Las nociones de transitivo y de intransitivo no


designan ninguna diferencia real, repiten solamente
la presuposición de que a partir de cierto momento
el arte ya no es lo que era y que, no siendo ya lo
que era, se convierte finalmente en lo que es en sí
mismo, en una clara oposición a lo que no es: una
inmovilidad opuesta a una circulación, una realidad
autónoma opuesta a lo que no es más que un
medio para otra cosa.

Queda por saber lo que vuelve esta presuposición


de la identidad del arte y de la diferencia del arte
nuevo tan insistente. Mi respuesta es la siguiente:
esta insistencia resulta precisamente del
quebrantamiento de los sistemas de distinciones
por los cuales las cosas del arte eran clasificadas y
juzgadas. Pues es precisamente esto lo que
"representación" significaba: no un tipo de
procedimiento artístico, un constituyente propio o
una textura ontológica específica de las cosas del
arte, sino un conjunto de leyes de composición de
los elementos, comprendidos en un régimen de
identificación de lo que hacen las artes y lo que las
distingue de las otras maneras de hacer. Esta es la
paradoja de la autonomización del arte: significa el
desvanecimiento de toda frontera estatutaria entre
el adentro y el afuera. Para que la no-
representación o lo irrepresentable pueda
plantearse como esencia del arte, hace falta que el
arte, a la inversa, sea sometido a un régimen
dominante donde todo es representable, y
representable de cualquier manera. Es
precisamente ahí donde no hay diferencia
normativa entre buenos y malos temas, géneros
nobles y viles, expresiones propias e impropias, es
ahí donde la "diferencia" del arte viene a decirse
como imposibilidad o prohibición de la
representación y donde nace la preocupación de
inventar un modo de lenguaje propio a la literatura.
Se podría hablar de una ilusión transcendental en
sentido kantiano: una ilusión de algún modo
necesaria, inducida por el funcionamiento mismo de
nuestras categorías ordenadoras.

Pero el hecho de que una ilusión sea necesaria no


vuelve más válida su pretensión de hacernos
conocer algo. Por un lado, los criterios de lo
"propio" del arte y de lo propio de la modernidad
artística tienen un valor cognitivo nulo. Repiten
solamente la presuposición de este propio. Pero
también este propio del arte no le es en nada
propio. Las parejas presencia/representación o
transitivo/intransitivo sólo hacen funcionar dos
veces la simple diferencia de lo mismo y de lo otro,
invirtiendo los valores de lo positivo y de lo
negativo. Pero, detrás de este juego formal, es
fácil reconocer las figuras dominantes de la
tradición religiosa occidental: la "presencia", es el
espíritu convertido en carne que anula la distancia
entre la letra y la ley; lo irrepresentable, es el
nombre impronuciable del Dios infigurable que habla
en la nebulosa. Del mismo modo que la ahistoricidad
del arte tiene por complemento la teleología, la
afirmación de lo propio del arte conduce a
identificar este simple propio a la figura de la
alteridad religiosa. Distinguir regímenes entonces,
no es decir que a partir de tal o tal momento no se
puede hacer arte de la misma manera, que en 1788
se estaba en el régimen representativo y en 1815
en el régimen estético. La distinción no define
épocas sino funcionamientos; no oposiciones de
principios constituyentes sino oposiciones de
lógicas, de leyes de composición, de modos de
percepción y de inteligibilidad; no principios de
exclusión sino principios de coexistencia.
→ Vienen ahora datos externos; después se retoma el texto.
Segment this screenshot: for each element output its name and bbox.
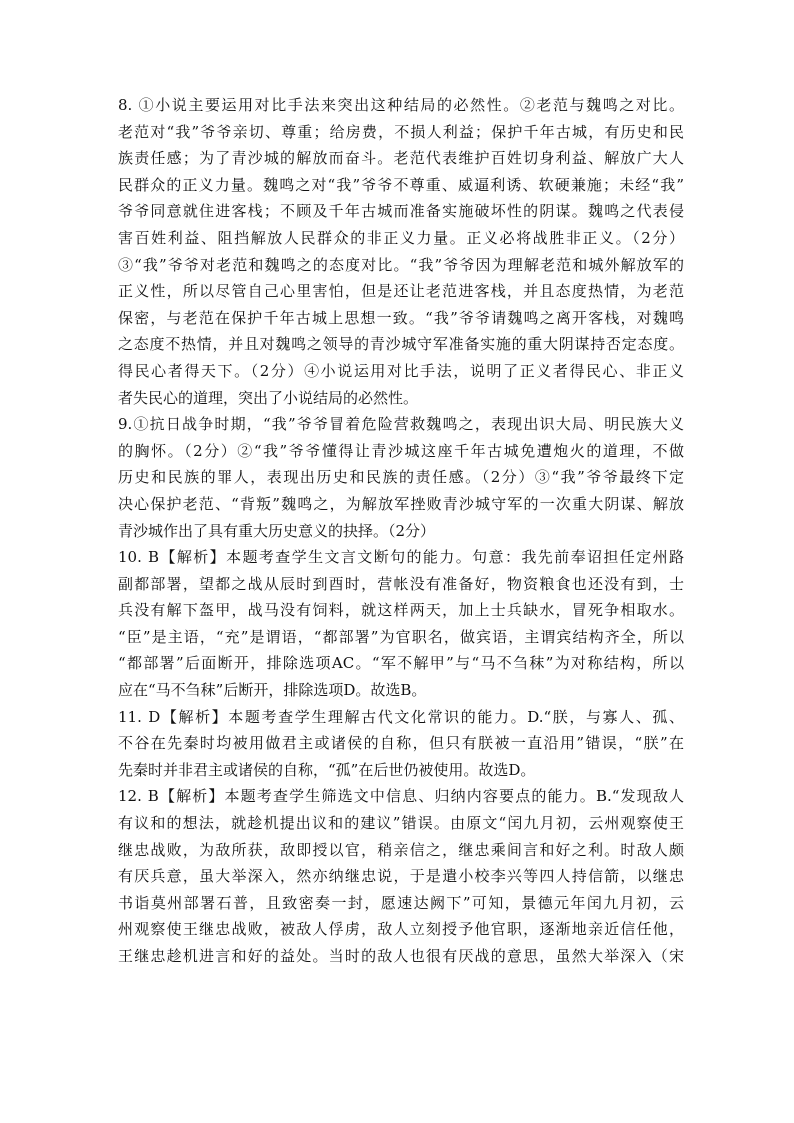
text-line: 的胸怀。（2分）②“我”爷爷懂得让青沙城这座千年古城免遭炮火的道理，不做 [118, 441, 684, 460]
text-line: 8. ①小说主要运用对比手法来突出这种结局的必然性。②老范与魏鸣之对比。 [118, 96, 684, 114]
text-line: “臣”是主语，“充”是谓语，“都部署”为官职名，做宾语，主谓宾结构齐全，所以 [118, 627, 684, 646]
text-line: 保密，与老范在保护千年古城上思想一致。“我”爷爷请魏鸣之离开客栈，对魏鸣 [118, 308, 684, 327]
text-line: 应在“马不刍秣”后断开，排除选项D。故选B。 [118, 681, 427, 700]
text-line: 之态度不热情，并且对魏鸣之领导的青沙城守军准备实施的重大阴谋持否定态度。 [118, 335, 684, 354]
text-line: 老范对“我”爷爷亲切、尊重；给房费，不损人利益；保护千年古城，有历史和民 [118, 122, 684, 141]
text-line: 正义性，所以尽管自己心里害怕，但是还让老范进客栈，并且态度热情，为老范 [118, 282, 684, 301]
text-line: 书诣莫州部署石普，且致密奏一封，愿速达阙下”可知，景德元年闰九月初，云 [118, 893, 684, 912]
text-line: 青沙城作出了具有重大历史意义的抉择。（2分） [118, 521, 436, 540]
text-line: 有议和的想法，就趁机提出议和的建议”错误。由原文“闰九月初，云州观察使王 [118, 814, 684, 833]
text-line: 王继忠趁机进言和好的益处。当时的敌人也很有厌战的意思，虽然大举深入（宋 [118, 947, 684, 965]
text-line: 族责任感；为了青沙城的解放而奋斗。老范代表维护百姓切身利益、解放广大人 [118, 149, 684, 168]
text-line: 害百姓利益、阻挡解放人民群众的非正义力量。正义必将战胜非正义。（2分） [118, 228, 684, 247]
text-line: 者失民心的道理，突出了小说结局的必然性。 [118, 388, 419, 407]
text-line: ③“我”爷爷对老范和魏鸣之的态度对比。“我”爷爷因为理解老范和城外解放军的 [118, 255, 684, 274]
text-line: 兵没有解下盔甲，战马没有饲料，就这样两天，加上士兵缺水，冒死争相取水。 [118, 601, 684, 620]
text-line: 副都部署，望都之战从辰时到酉时，营帐没有准备好，物资粮食也还没有到，士 [118, 574, 684, 593]
text-line: 有厌兵意，虽大举深入，然亦纳继忠说，于是遣小校李兴等四人持信箭，以继忠 [118, 867, 684, 886]
text-line: 州观察使王继忠战败，被敌人俘虏，敌人立刻授予他官职，逐渐地亲近信任他， [118, 920, 684, 939]
text-line: 10. B【解析】本题考查学生文言文断句的能力。句意：我先前奉诏担任定州路 [118, 548, 684, 567]
text-line: 9.①抗日战争时期，“我”爷爷冒着危险营救魏鸣之，表现出识大局、明民族大义 [118, 415, 684, 434]
text-line: 先秦时并非君主或诸侯的自称，“孤”在后世仍被使用。故选D。 [118, 760, 536, 779]
text-line: 决心保护老范、“背叛”魏鸣之，为解放军挫败青沙城守军的一次重大阴谋、解放 [118, 494, 684, 513]
text-line: 11. D【解析】本题考查学生理解古代文化常识的能力。D.“朕，与寡人、孤、 [118, 707, 684, 726]
answer-page [118, 92, 684, 970]
text-line: 民群众的正义力量。魏鸣之对“我”爷爷不尊重、威逼利诱、软硬兼施；未经“我” [118, 175, 684, 194]
text-line: 继忠战败，为敌所获，敌即授以官，稍亲信之，继忠乘间言和好之利。时敌人颇 [118, 840, 684, 859]
text-line: 12. B【解析】本题考查学生筛选文中信息、归纳内容要点的能力。B.“发现敌人 [118, 787, 684, 806]
text-line: “都部署”后面断开，排除选项AC。“军不解甲”与“马不刍秣”为对称结构，所以 [118, 654, 684, 673]
text-line: 爷爷同意就住进客栈；不顾及千年古城而准备实施破坏性的阴谋。魏鸣之代表侵 [118, 202, 684, 221]
text-line: 得民心者得天下。（2分）④小说运用对比手法，说明了正义者得民心、非正义 [118, 361, 684, 380]
text-line: 不谷在先秦时均被用做君主或诸侯的自称，但只有朕被一直沿用”错误，“朕”在 [118, 734, 684, 753]
text-line: 历史和民族的罪人，表现出历史和民族的责任感。（2分）③“我”爷爷最终下定 [118, 468, 684, 487]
Se puede
definir históricamente la emergencia del régimen
estético del arte como ley de funcionamiento
global, pero sus elementos tienen temporalidades
diferentes y la ley global autoriza todos los
"anacronismos" de funcionamiento: la abstracción
pictórica es en principio una manera de ver el Corro
nocturno de Rembrandt o un Descenso de la Cruz
de Rubens; e inversamente las directivas de los
grandes productores hollywoodienses a sus
directores son fieles a los principios según los
cuales Voltaire y Diderot podían corregir a Corneille
o a Greuze. Lo que caracteriza el régimen estético
del arte, es la multi-temporalidad, la ilimitación de
lo representable y el carácter metafórico de sus
elementos. No hay un momento en el que las
gamas de color cazan a las mujeres desnudas y a
los caballos de batalla (Maurice Denis). Hay más
bien un principio de sustituibilidad ilimitada entre un
brochazo, una mancha de azul, una blusa, un
efecto de luz, un reflejo, la representación de un
cuerpo de mujer, un testimonio de la vida burguesa
en Holanda o las distracciones populares parisinas,
el homenaje de un pintor a otro pintor, etc.; entre
un amor, una metáfora, una dosis de ultravioleta
(Epstein), un ralentí, una aceleración, una caída de
frases o un corte entre dos planos.

Esto no quiere decir que estemos en el reino de "no


importa qué". O más bien, el "no importa qué" es
una relación determinada entre un quod, una
importancia y una negación. Esta relación
determinada de los contrarios define lo que yo he
llamado un sensible de excepción, un sensible
diferente de sí mismo habitado por un pensamiento
diferente de sí mismo. De las fórmulas de los
artistas a los enunciados de los filósofos es una
constante del régimen estético esta coincidencia
de lo hecho y lo no hecho, de lo sabido y de lo no
sabido, de lo querido y de lo no querido.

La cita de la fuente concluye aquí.